Holding up both palms, I spoke to both of them in a placating tone. “Niklavs, I understand that you’re upset. Trust me; no one wants to separate a child from his parents. I was following the law.”

“It’s a shit law,” Niklavs exclaimed with such force that spit sprayed from his mouth.

“Maybe, but Benjamin was malnourished, and he couldn’t concentrate in school because he was always hungry.”

“I never starved my son.” Niklavs gave another sideways glance at Velna as if she was the villain. It provoked me. The stress of being backed up against the wall with a gun pointed at me made me lash out at him. “Benjamin told me that you beat him.” The minute I said it, I knew it was a mistake. A verbal attack like that would escalate the situation, which was the opposite of what I was trying to do.

Niklavs narrowed his eyes and tensed his jaw. “Don’t you fucking dare. You soft Americans don’t understand our culture. I might have slapped him around a little, but my dad did that to me, and it only made me stronger.”
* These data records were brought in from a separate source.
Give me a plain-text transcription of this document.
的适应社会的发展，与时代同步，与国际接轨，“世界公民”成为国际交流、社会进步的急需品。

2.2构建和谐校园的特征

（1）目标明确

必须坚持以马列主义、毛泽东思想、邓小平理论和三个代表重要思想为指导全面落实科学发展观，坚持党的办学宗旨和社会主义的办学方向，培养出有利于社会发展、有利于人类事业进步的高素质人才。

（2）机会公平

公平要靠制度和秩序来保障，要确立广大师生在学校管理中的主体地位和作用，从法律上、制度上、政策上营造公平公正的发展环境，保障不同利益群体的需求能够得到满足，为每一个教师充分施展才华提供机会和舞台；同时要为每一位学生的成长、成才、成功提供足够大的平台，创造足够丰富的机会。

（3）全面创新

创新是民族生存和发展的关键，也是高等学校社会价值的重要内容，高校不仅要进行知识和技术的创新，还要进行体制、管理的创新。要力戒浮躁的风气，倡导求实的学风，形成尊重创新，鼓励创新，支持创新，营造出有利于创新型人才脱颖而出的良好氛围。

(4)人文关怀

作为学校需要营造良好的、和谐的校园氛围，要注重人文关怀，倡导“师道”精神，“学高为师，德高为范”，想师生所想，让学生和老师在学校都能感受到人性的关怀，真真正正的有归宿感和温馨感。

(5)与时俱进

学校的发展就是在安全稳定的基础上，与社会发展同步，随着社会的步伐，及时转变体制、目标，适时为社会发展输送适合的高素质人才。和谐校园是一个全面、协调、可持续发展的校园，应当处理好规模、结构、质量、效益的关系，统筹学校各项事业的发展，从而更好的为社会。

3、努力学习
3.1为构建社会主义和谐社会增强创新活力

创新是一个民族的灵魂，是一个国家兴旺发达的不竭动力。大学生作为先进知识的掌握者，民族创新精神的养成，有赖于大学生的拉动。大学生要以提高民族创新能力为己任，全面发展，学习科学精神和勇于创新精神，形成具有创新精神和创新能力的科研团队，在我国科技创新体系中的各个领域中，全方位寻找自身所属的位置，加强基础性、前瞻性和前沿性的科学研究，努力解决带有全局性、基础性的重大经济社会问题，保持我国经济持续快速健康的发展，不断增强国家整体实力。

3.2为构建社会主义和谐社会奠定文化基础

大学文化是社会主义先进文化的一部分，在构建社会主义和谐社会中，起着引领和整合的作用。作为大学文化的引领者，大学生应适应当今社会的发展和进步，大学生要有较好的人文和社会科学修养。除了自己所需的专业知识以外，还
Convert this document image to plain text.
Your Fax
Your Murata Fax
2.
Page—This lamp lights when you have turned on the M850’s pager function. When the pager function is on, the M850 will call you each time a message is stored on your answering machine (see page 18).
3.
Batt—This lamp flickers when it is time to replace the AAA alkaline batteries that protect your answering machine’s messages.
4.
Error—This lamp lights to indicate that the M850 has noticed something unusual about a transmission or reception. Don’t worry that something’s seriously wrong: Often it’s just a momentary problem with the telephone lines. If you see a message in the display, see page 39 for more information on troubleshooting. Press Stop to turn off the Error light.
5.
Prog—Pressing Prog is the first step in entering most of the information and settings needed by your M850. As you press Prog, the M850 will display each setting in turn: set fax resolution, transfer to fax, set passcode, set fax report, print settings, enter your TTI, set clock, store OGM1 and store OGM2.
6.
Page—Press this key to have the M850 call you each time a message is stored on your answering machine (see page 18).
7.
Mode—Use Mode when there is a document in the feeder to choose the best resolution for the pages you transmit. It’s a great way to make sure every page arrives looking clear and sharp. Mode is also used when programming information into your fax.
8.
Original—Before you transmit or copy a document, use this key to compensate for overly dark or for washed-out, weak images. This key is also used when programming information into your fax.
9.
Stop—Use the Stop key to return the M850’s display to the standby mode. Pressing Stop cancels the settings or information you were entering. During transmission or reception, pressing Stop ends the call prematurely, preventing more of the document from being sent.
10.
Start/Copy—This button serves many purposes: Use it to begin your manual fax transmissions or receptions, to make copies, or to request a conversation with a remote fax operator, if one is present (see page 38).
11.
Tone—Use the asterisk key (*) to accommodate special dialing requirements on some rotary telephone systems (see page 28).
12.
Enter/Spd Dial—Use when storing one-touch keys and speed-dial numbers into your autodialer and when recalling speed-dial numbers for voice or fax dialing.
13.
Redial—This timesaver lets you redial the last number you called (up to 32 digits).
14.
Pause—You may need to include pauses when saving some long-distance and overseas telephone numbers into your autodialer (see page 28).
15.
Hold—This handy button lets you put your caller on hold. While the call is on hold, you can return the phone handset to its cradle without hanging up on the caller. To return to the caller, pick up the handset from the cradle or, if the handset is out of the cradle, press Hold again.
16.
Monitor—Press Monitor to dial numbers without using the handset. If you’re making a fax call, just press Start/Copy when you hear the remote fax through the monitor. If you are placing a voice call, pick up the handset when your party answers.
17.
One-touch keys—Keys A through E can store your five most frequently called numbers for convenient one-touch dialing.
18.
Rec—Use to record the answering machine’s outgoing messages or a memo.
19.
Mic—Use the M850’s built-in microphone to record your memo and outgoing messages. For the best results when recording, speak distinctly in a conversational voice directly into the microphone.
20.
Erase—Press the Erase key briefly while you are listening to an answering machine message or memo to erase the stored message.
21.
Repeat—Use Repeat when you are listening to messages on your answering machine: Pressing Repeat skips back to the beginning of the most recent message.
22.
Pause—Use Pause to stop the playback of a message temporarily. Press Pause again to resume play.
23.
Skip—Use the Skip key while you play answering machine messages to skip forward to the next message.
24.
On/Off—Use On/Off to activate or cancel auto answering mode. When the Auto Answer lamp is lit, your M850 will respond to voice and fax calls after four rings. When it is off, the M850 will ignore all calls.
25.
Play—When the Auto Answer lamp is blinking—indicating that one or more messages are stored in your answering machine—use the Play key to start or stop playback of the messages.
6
I bit my tongue, not wanting to enrage him further by pointing out that Niklavs’ short temper and violent tendencies didn’t make him a great role model for any child. I needed to find common ground with him. “Maybe you’re right. Maybe I don’t understand. So why don’t you explain it to me? Were you trying to help Benjamin?”

“Yes.”

“Enough with the talking,” Velna said from the corner, her tone full of impatience.

I turned my face in surprise, and suddenly, it was like a veil had lifted from my eyes. Taking a step to the side, I took a better look at Velna’s body language. Her shoulders didn’t hang like they had when she came in here looking like a drowned mouse. She stood straight with a hard expression on her face, and nothing in her demeanor hinted at fear of Niklavs or remorse for letting him in here.

My eyes darted between them as she muttered to Niklavs, “What are you waiting for?”

She played me!

The realization made me tighten my hands into fists. Velna had told me she feared for her life, and yet, she had flown from California to Chicago to get him out of jail, and she had given Niklavs a gun and helped him into my office.

“You’re behind this.” There was raw disbelief in my tone as I stared at her.

“Niklavs,” Velna said his name like a command, and he reacted by stepping forward.